Pas question de lâcher l’affaire ! Depuis plus d’un an, les Yvelines se mobilisent pour sauver les 300 emplois de l’usine Dunlopillo, filiale du groupe Cauval, à Mantes-la-Jolie. Afin d’éviter que le fabricant de matelas ne déménage dans le Nord, le département a investi près de 10 millions d’euros en octobre 2015 pour acheter le site qu’occupe actuellement l’entreprise ainsi que celui de l’usine Ros-Casares, à Porcheville, où Dunlopillo devait déménager ses activités.

Mais, depuis mars, le groupe est placé en redressement judiciaire et les futurs repreneurs ont six mois pour déposer un dossier auprès du tribunal de commerce. « Il faut un projet sérieux et ambitieux, et je continuerai à me battre pour sauvegarder l’activité économique dans le Mantois », martèle Pierre Bédier, président (LR) du conseil départemental.

Un peu partout en France, les élus locaux se démènent pour la survie de leurs usines.

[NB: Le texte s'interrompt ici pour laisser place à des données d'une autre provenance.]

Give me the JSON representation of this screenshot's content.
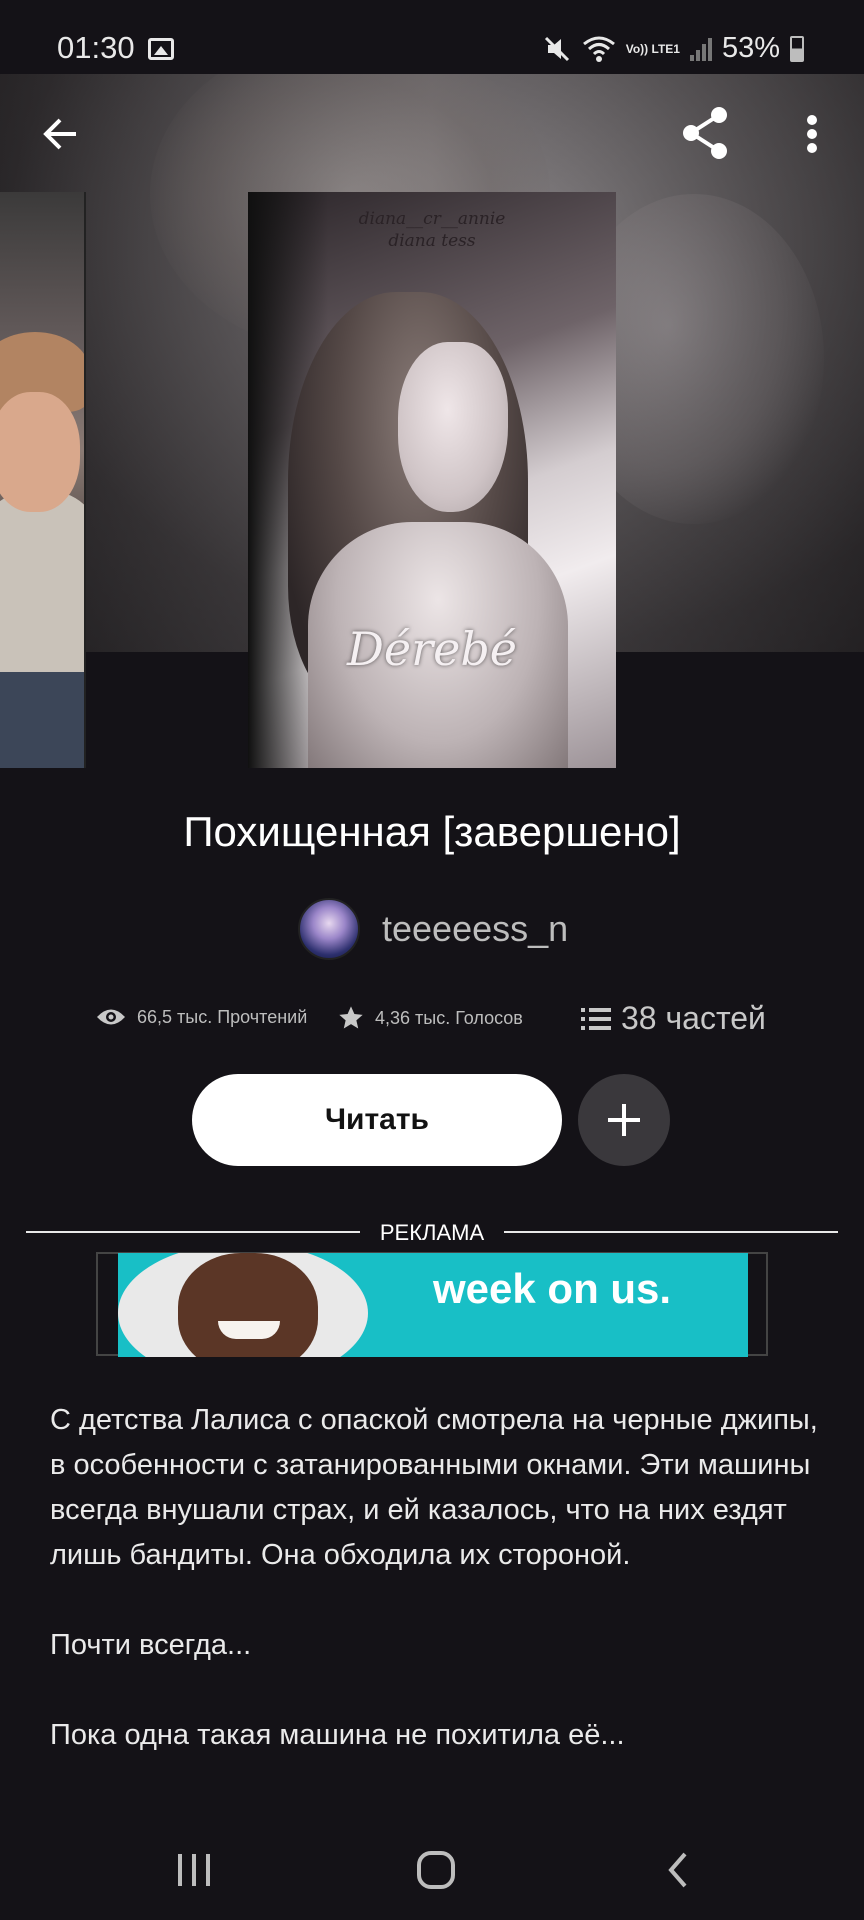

Logique : il est bien plus facile de sauver ce qui existe déjà que de créer à partir de rien. Nombreux sont ceux qui y sont parvenus.

Punch Powerglide Strasbourg représente « un très bon cas de réindustrialisation et de redémarrage industriel », estimait Emmanuel Macron, ministre de l’Economie, à l’occasion d’une visite de l’entreprise en avril 2015.

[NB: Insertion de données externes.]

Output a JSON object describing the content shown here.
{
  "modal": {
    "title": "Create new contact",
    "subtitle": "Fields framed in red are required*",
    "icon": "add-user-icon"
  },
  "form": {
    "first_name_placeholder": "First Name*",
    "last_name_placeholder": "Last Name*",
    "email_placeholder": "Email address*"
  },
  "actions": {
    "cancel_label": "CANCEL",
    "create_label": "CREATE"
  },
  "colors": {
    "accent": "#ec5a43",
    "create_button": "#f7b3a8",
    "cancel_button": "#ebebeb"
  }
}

Et pour cause, en 2012, l’usine General Motors de Strasbourg, qui emploie près 1 000 salariés, est à vendre. Elle est spécialisée dans la conception et la fabrication de boîtes de vitesse automatiques et de composants pour l’automobile.

« Tous les élus se sont mobilisés, au-delà des clivages politiques, pour sensibiliser l’industriel à l’importance de la pérennisation de l’activité, et donc des emplois, expose Pascal Gaden, directeur adjoint chargé des restructurations de la région Alsace – Champagne-Ardenne – Lorraine. Ils ont aussi reçu le repreneur Punch Powerglide. L’eurométropole lui a proposé des terrains. »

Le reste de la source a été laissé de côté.